Most User-agents from the same engine follow the same rule. Therefore you do not need to specify commands for each User-agent. However, doing this can still help you adjust the way the website content is indexed.
Search engines will cache the content of the WordPress robots.txt file. However it still usually updates the content in the cache at least once a day. If you change files and want to update your files faster then immediately use the Submit function of the robots.txt File Inspector.
Frequently asked questions about robots.txt
Here are some frequently asked questions, which may be your questions about robots.txt now:
What is the maximum size of robots.txt file?
500 kilobytes (approx.).
Where is the WordPress robots.txt file located on the website?
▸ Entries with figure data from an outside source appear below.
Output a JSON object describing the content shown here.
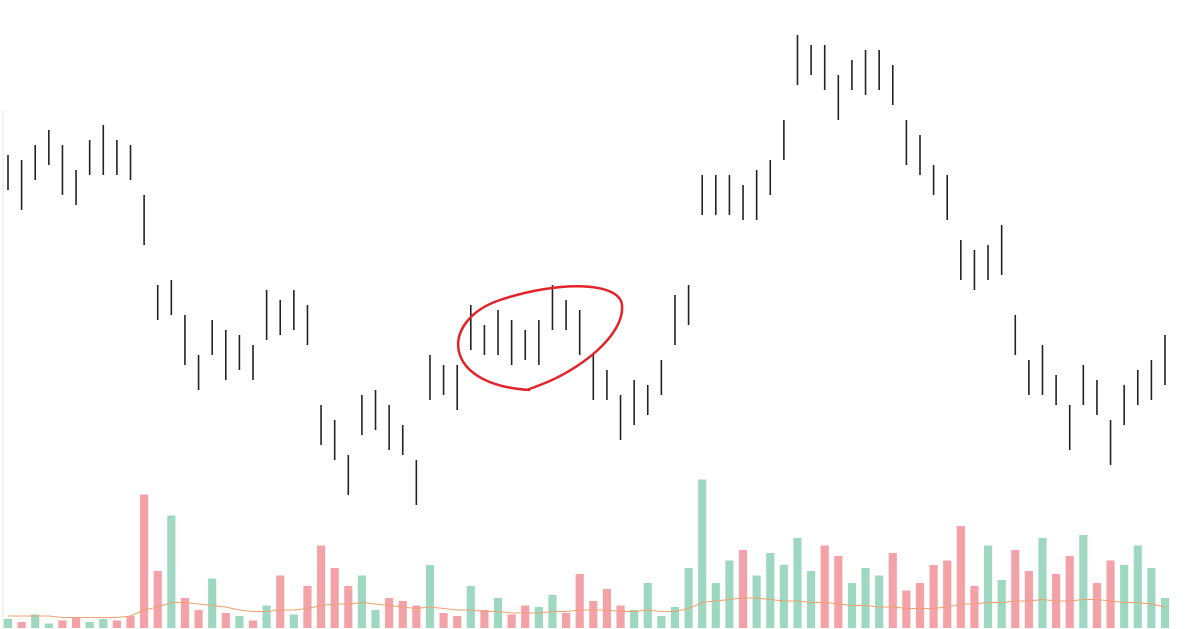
{
  "chart_data": {
    "type": "ohlc",
    "color": "#222222",
    "ylim": [
      0,
      100
    ],
    "high": [
      73,
      72,
      75,
      78,
      75,
      70,
      76,
      79,
      76,
      75,
      65,
      47,
      48,
      41,
      33,
      40,
      38,
      37,
      35,
      46,
      44,
      46,
      43,
      23,
      20,
      13,
      25,
      26,
      23,
      19,
      12,
      33,
      31,
      31,
      43,
      39,
      42,
      40,
      38,
      40,
      47,
      44,
      42,
      33,
      30,
      25,
      28,
      27,
      32,
      45,
      47,
      69,
      69,
      69,
      67,
      70,
      72,
      80,
      97,
      95,
      95,
      89,
      92,
      94,
      94,
      91,
      80,
      77,
      71,
      69,
      56,
      54,
      55,
      59,
      41,
      32,
      35,
      29,
      23,
      31,
      28,
      20,
      27,
      30,
      32,
      37
    ],
    "low": [
      66,
      62,
      68,
      71,
      65,
      63,
      69,
      69,
      69,
      68,
      55,
      40,
      41,
      31,
      26,
      33,
      28,
      30,
      28,
      36,
      37,
      38,
      35,
      15,
      12,
      5,
      17,
      18,
      14,
      13,
      3,
      24,
      25,
      22,
      34,
      33,
      33,
      31,
      32,
      31,
      38,
      38,
      33,
      24,
      24,
      16,
      19,
      21,
      25,
      35,
      39,
      61,
      61,
      61,
      60,
      60,
      65,
      72,
      87,
      89,
      86,
      80,
      86,
      85,
      86,
      83,
      71,
      69,
      65,
      60,
      48,
      46,
      48,
      49,
      33,
      25,
      25,
      23,
      14,
      23,
      21,
      11,
      19,
      23,
      24,
      27
    ],
    "volume": {
      "ylim": [
        0,
        100
      ],
      "up_color": "#9fd8c0",
      "down_color": "#f3a2a8",
      "ma_color": "#f0a070",
      "values": [
        6,
        4,
        9,
        3,
        5,
        7,
        4,
        6,
        5,
        8,
        89,
        38,
        75,
        20,
        12,
        33,
        10,
        8,
        5,
        15,
        35,
        9,
        28,
        55,
        40,
        28,
        35,
        12,
        20,
        18,
        15,
        42,
        10,
        8,
        28,
        12,
        20,
        9,
        15,
        14,
        22,
        10,
        36,
        18,
        26,
        15,
        12,
        30,
        8,
        14,
        40,
        99,
        30,
        45,
        52,
        35,
        50,
        42,
        60,
        38,
        55,
        48,
        30,
        40,
        35,
        50,
        25,
        30,
        42,
        45,
        68,
        28,
        55,
        32,
        52,
        38,
        60,
        36,
        48,
        62,
        30,
        45,
        42,
        55,
        40,
        20
      ],
      "ma": [
        8,
        8,
        8,
        8,
        7,
        7,
        7,
        7,
        7,
        8,
        12,
        14,
        17,
        17,
        16,
        15,
        14,
        12,
        11,
        11,
        12,
        12,
        13,
        15,
        16,
        16,
        17,
        16,
        15,
        14,
        13,
        14,
        13,
        12,
        12,
        11,
        11,
        10,
        10,
        10,
        11,
        11,
        12,
        12,
        12,
        11,
        11,
        12,
        11,
        11,
        13,
        17,
        18,
        19,
        20,
        20,
        19,
        18,
        18,
        17,
        17,
        16,
        15,
        15,
        14,
        14,
        13,
        13,
        13,
        14,
        16,
        16,
        17,
        17,
        18,
        18,
        19,
        18,
        18,
        19,
        19,
        18,
        17,
        17,
        16,
        14
      ]
    }
  }
}
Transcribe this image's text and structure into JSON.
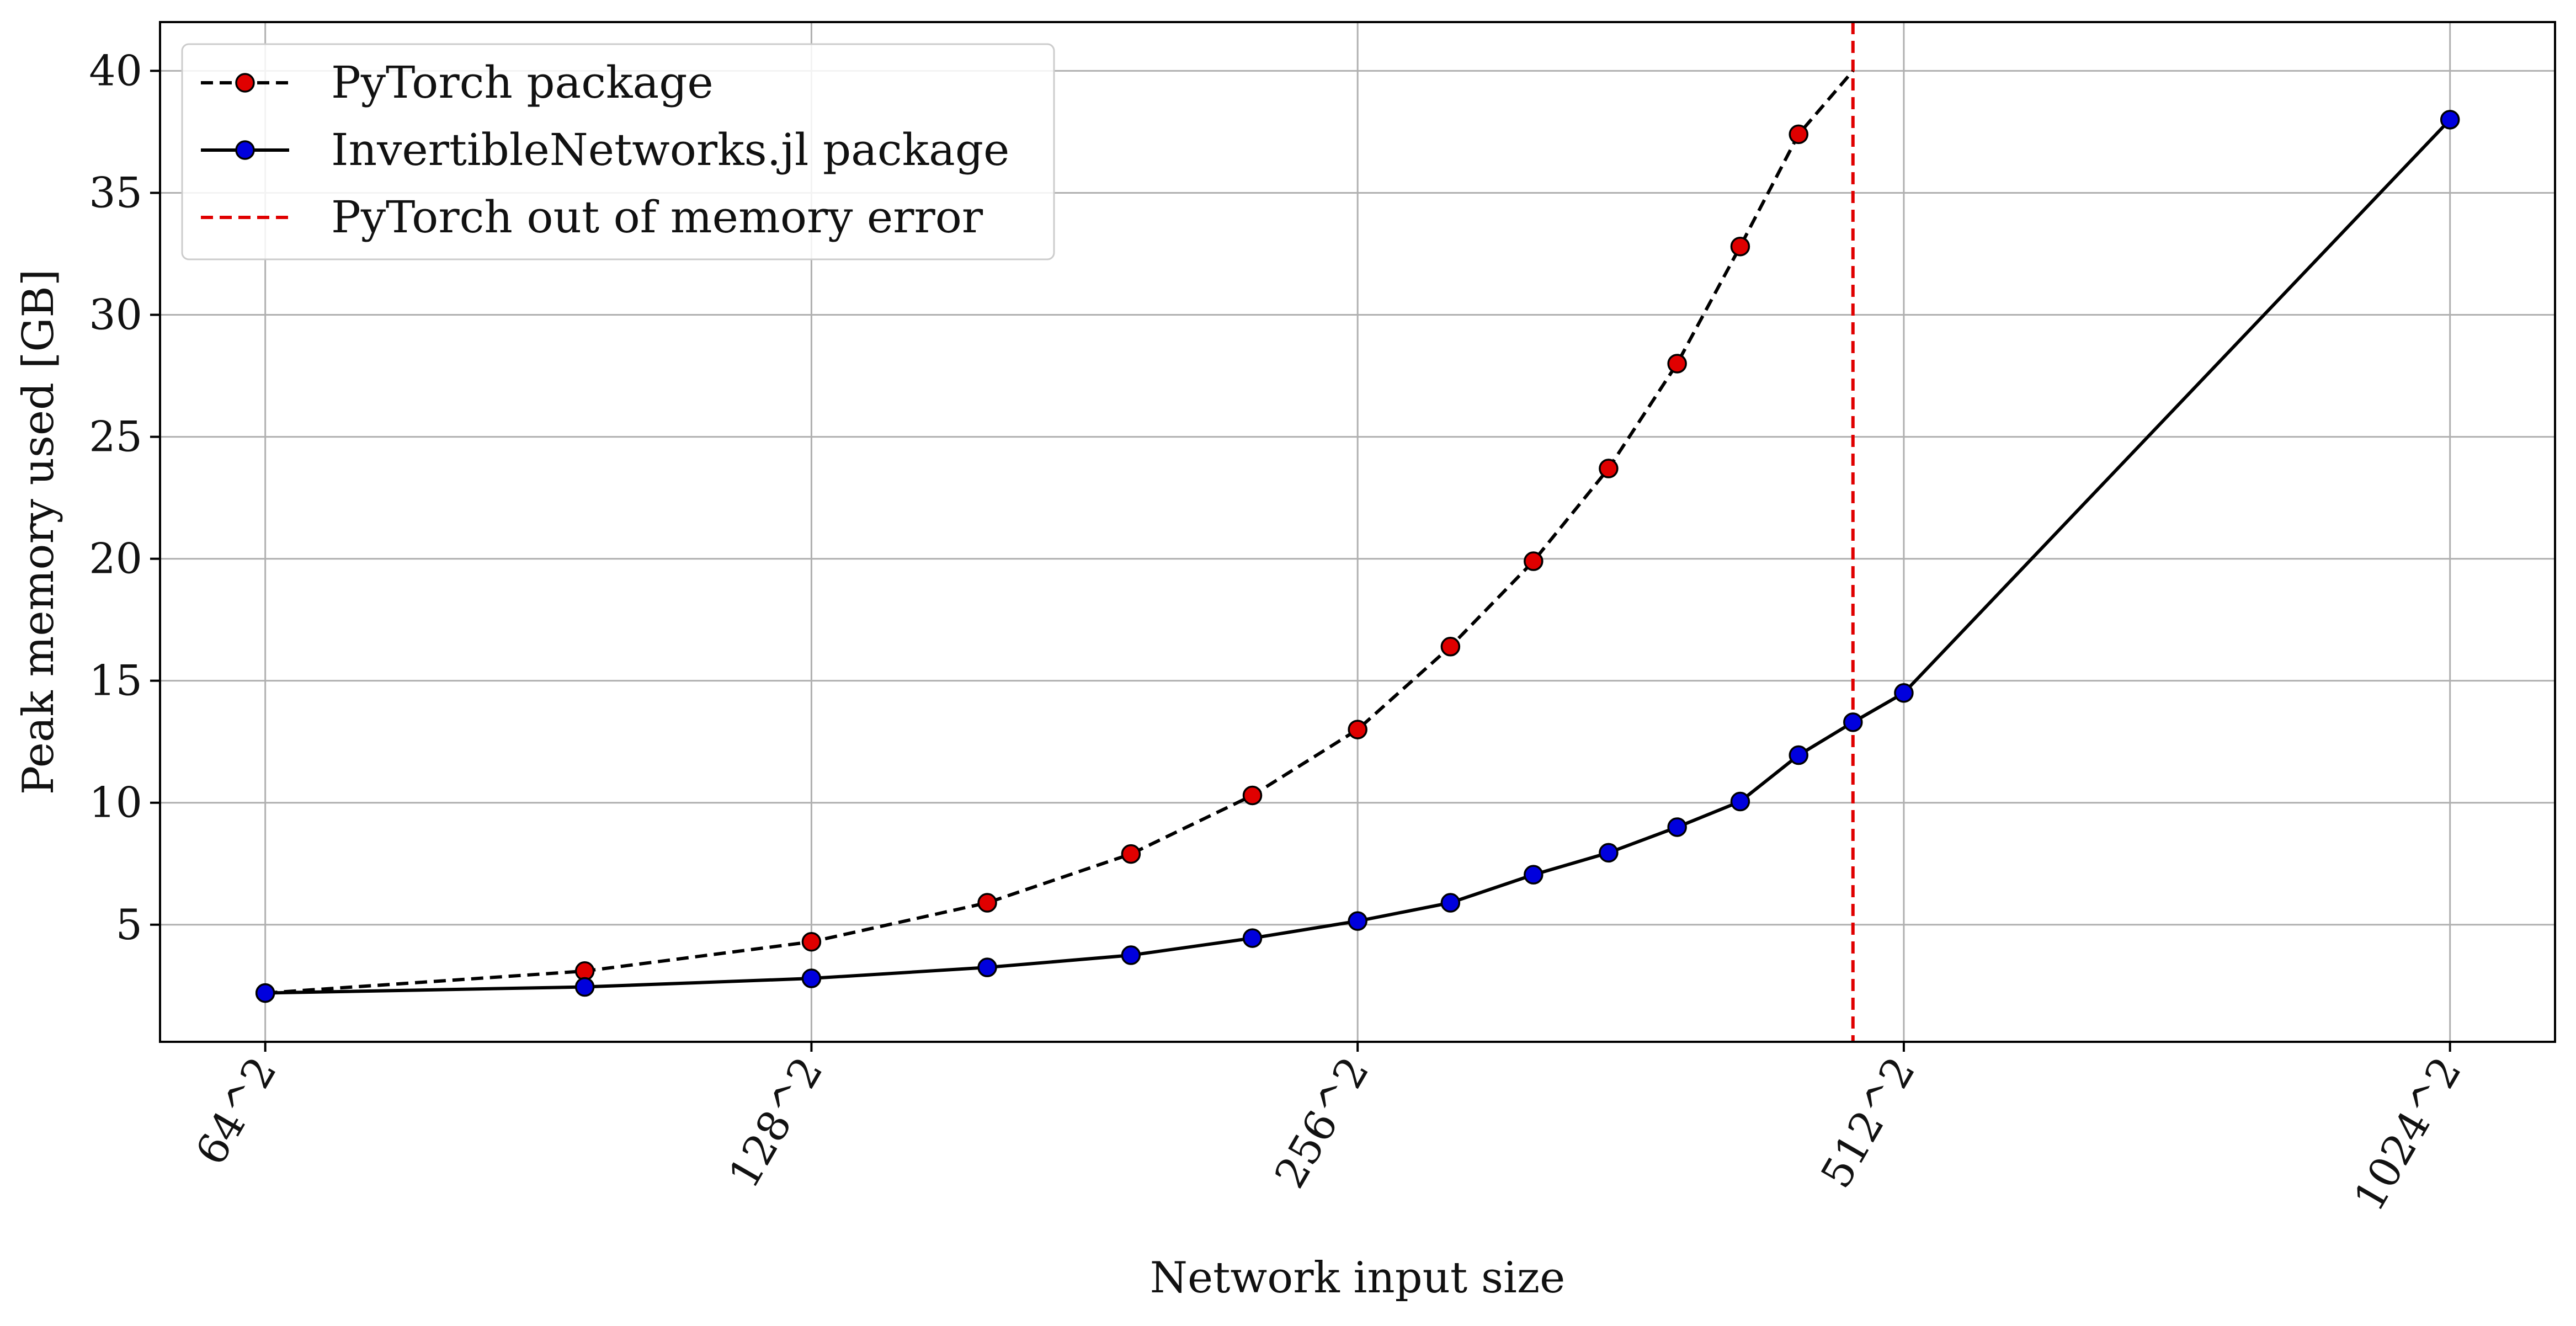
{
  "chart_data": {
    "type": "line",
    "title": "",
    "xlabel": "Network input size",
    "ylabel": "Peak memory used [GB]",
    "x_scale": "log2",
    "x_ticks": [
      {
        "value": 64,
        "label": "64^2"
      },
      {
        "value": 128,
        "label": "128^2"
      },
      {
        "value": 256,
        "label": "256^2"
      },
      {
        "value": 512,
        "label": "512^2"
      },
      {
        "value": 1024,
        "label": "1024^2"
      }
    ],
    "y_ticks": [
      5,
      10,
      15,
      20,
      25,
      30,
      35,
      40
    ],
    "ylim": [
      0.2,
      42
    ],
    "xlim": [
      56,
      1170
    ],
    "grid": true,
    "legend_position": "top-left",
    "series": [
      {
        "name": "PyTorch package",
        "line_style": "dashed",
        "line_color": "#000000",
        "marker_color": "#e00000",
        "points": [
          {
            "x": 64,
            "y": 2.2
          },
          {
            "x": 96,
            "y": 3.1
          },
          {
            "x": 128,
            "y": 4.3
          },
          {
            "x": 160,
            "y": 5.9
          },
          {
            "x": 192,
            "y": 7.9
          },
          {
            "x": 224,
            "y": 10.3
          },
          {
            "x": 256,
            "y": 13.0
          },
          {
            "x": 288,
            "y": 16.4
          },
          {
            "x": 320,
            "y": 19.9
          },
          {
            "x": 352,
            "y": 23.7
          },
          {
            "x": 384,
            "y": 28.0
          },
          {
            "x": 416,
            "y": 32.8
          },
          {
            "x": 448,
            "y": 37.4
          },
          {
            "x": 480,
            "y": 40.0,
            "marker": false
          }
        ]
      },
      {
        "name": "InvertibleNetworks.jl package",
        "line_style": "solid",
        "line_color": "#000000",
        "marker_color": "#0000dd",
        "points": [
          {
            "x": 64,
            "y": 2.2
          },
          {
            "x": 96,
            "y": 2.45
          },
          {
            "x": 128,
            "y": 2.8
          },
          {
            "x": 160,
            "y": 3.25
          },
          {
            "x": 192,
            "y": 3.75
          },
          {
            "x": 224,
            "y": 4.45
          },
          {
            "x": 256,
            "y": 5.15
          },
          {
            "x": 288,
            "y": 5.9
          },
          {
            "x": 320,
            "y": 7.05
          },
          {
            "x": 352,
            "y": 7.95
          },
          {
            "x": 384,
            "y": 9.0
          },
          {
            "x": 416,
            "y": 10.05
          },
          {
            "x": 448,
            "y": 11.95
          },
          {
            "x": 480,
            "y": 13.3
          },
          {
            "x": 512,
            "y": 14.5
          },
          {
            "x": 1024,
            "y": 38.0
          }
        ]
      }
    ],
    "vertical_lines": [
      {
        "name": "PyTorch out of memory error",
        "x": 480,
        "color": "#e00000",
        "line_style": "dashed"
      }
    ]
  }
}
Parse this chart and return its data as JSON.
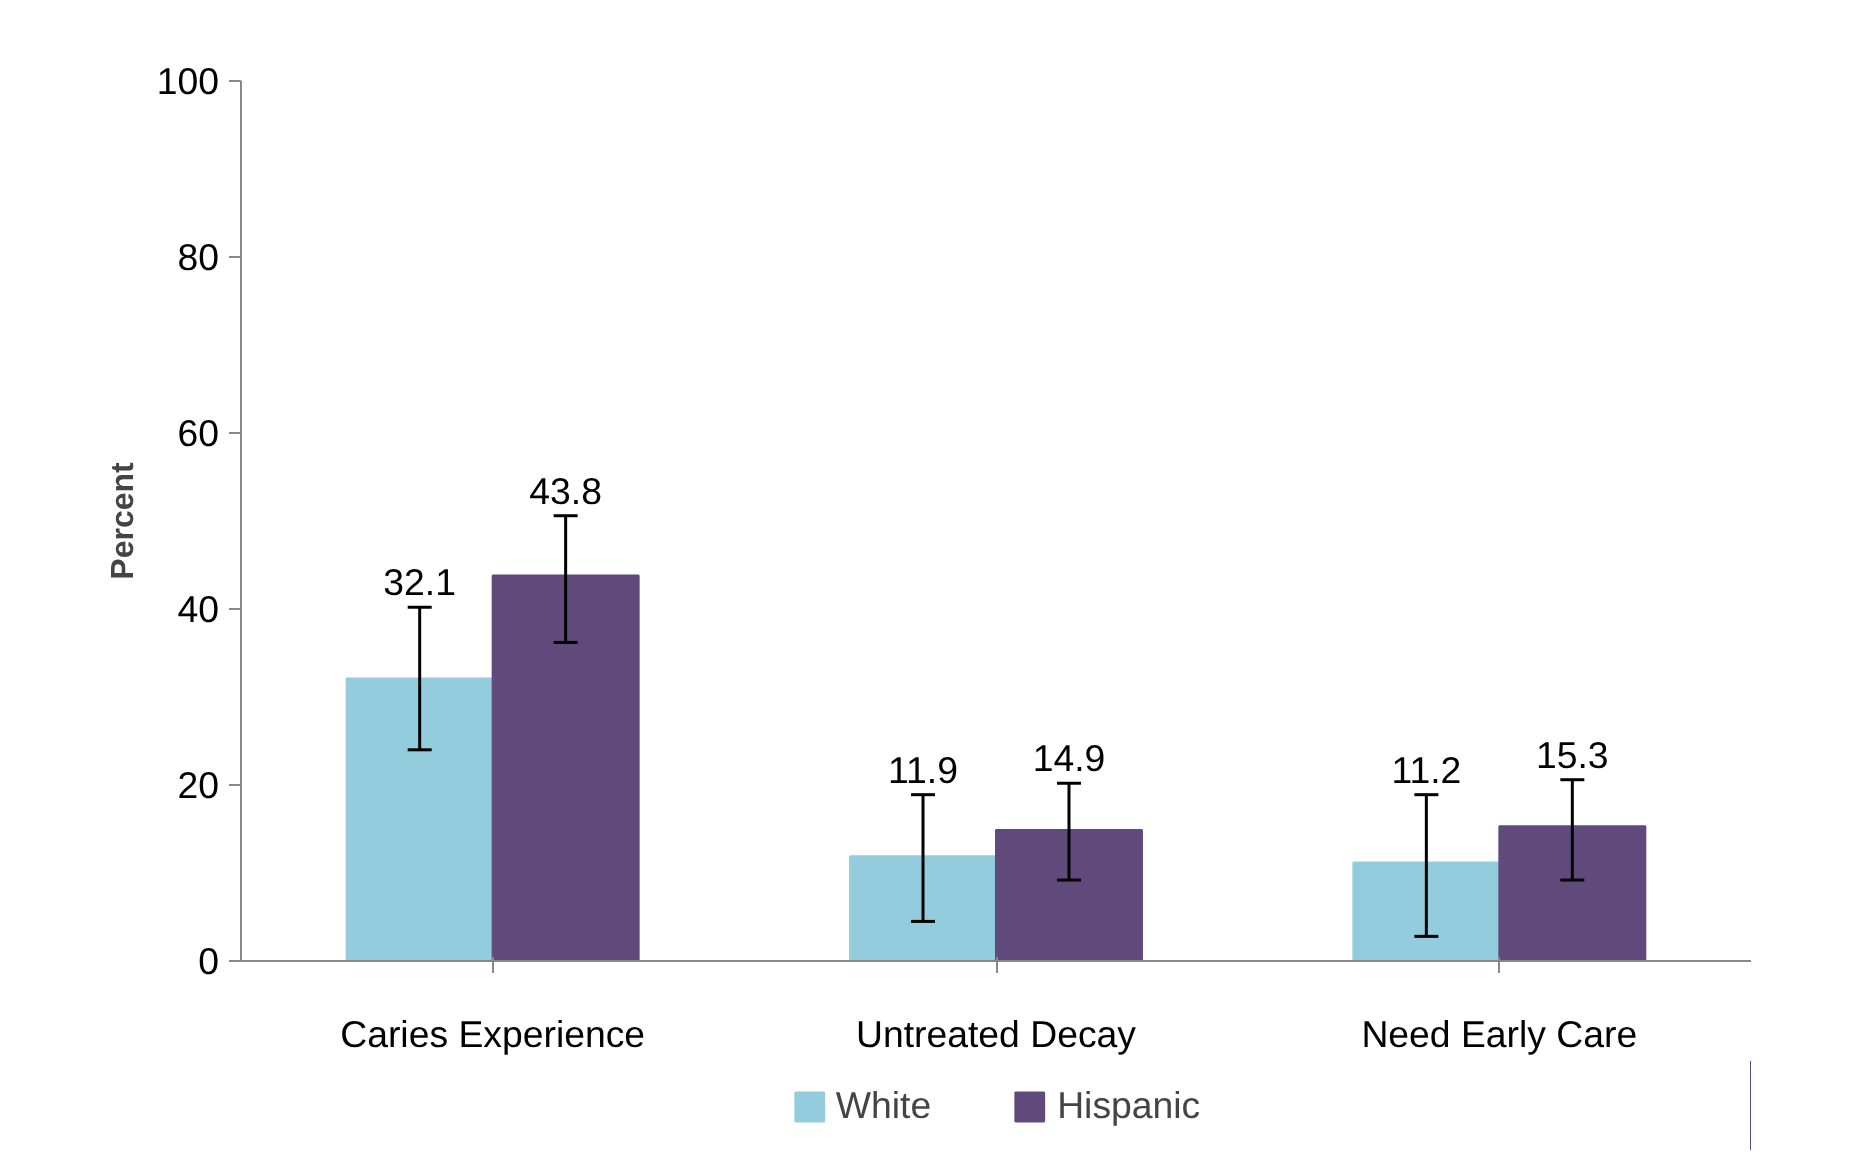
{
  "chart_data": {
    "type": "bar",
    "ylabel": "Percent",
    "categories": [
      "Caries Experience",
      "Untreated Decay",
      "Need Early Care"
    ],
    "series": [
      {
        "name": "White",
        "color": "#93cddd",
        "values": [
          32.1,
          11.9,
          11.2
        ],
        "errors": [
          [
            24.0,
            40.2
          ],
          [
            4.5,
            18.9
          ],
          [
            2.8,
            18.9
          ]
        ]
      },
      {
        "name": "Hispanic",
        "color": "#604a7b",
        "values": [
          43.8,
          14.9,
          15.3
        ],
        "errors": [
          [
            36.2,
            50.6
          ],
          [
            9.2,
            20.2
          ],
          [
            9.2,
            20.6
          ]
        ]
      }
    ],
    "ylim": [
      0,
      100
    ],
    "yticks": [
      0,
      20,
      40,
      60,
      80,
      100
    ],
    "data_labels": true,
    "grid": false,
    "legend": "bottom"
  }
}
At the location: domain.com/robots.txt.
How to edit robots.txt WordPress?
You can do it manually or use one of the many WordPress SEO plugins like Yoast which allows you to edit this file from the WordPress backend.
What if Disallow on Noindex content in robots.txt?
Google will never see the Noindex directive because it cannot crawl the page data.
I use the same robots.txt file for multiple sites. Can I use a full URL instead of a relative path?
No, the commands in it(except the Sitemap: code) only apply to relative paths.
How can I suspend all of my site’s crawling?
You can suspend all crawling by returning an HTTP 503 result code for every URL, including the robots.txt file. You should not change this file to block crawling.
Now it’s your turn! Do you know what robots.txt file is? Checked if my website has this file or not. Create and edit your own robots.txt WordPress file to help search engine bots crawl and index your site quickly.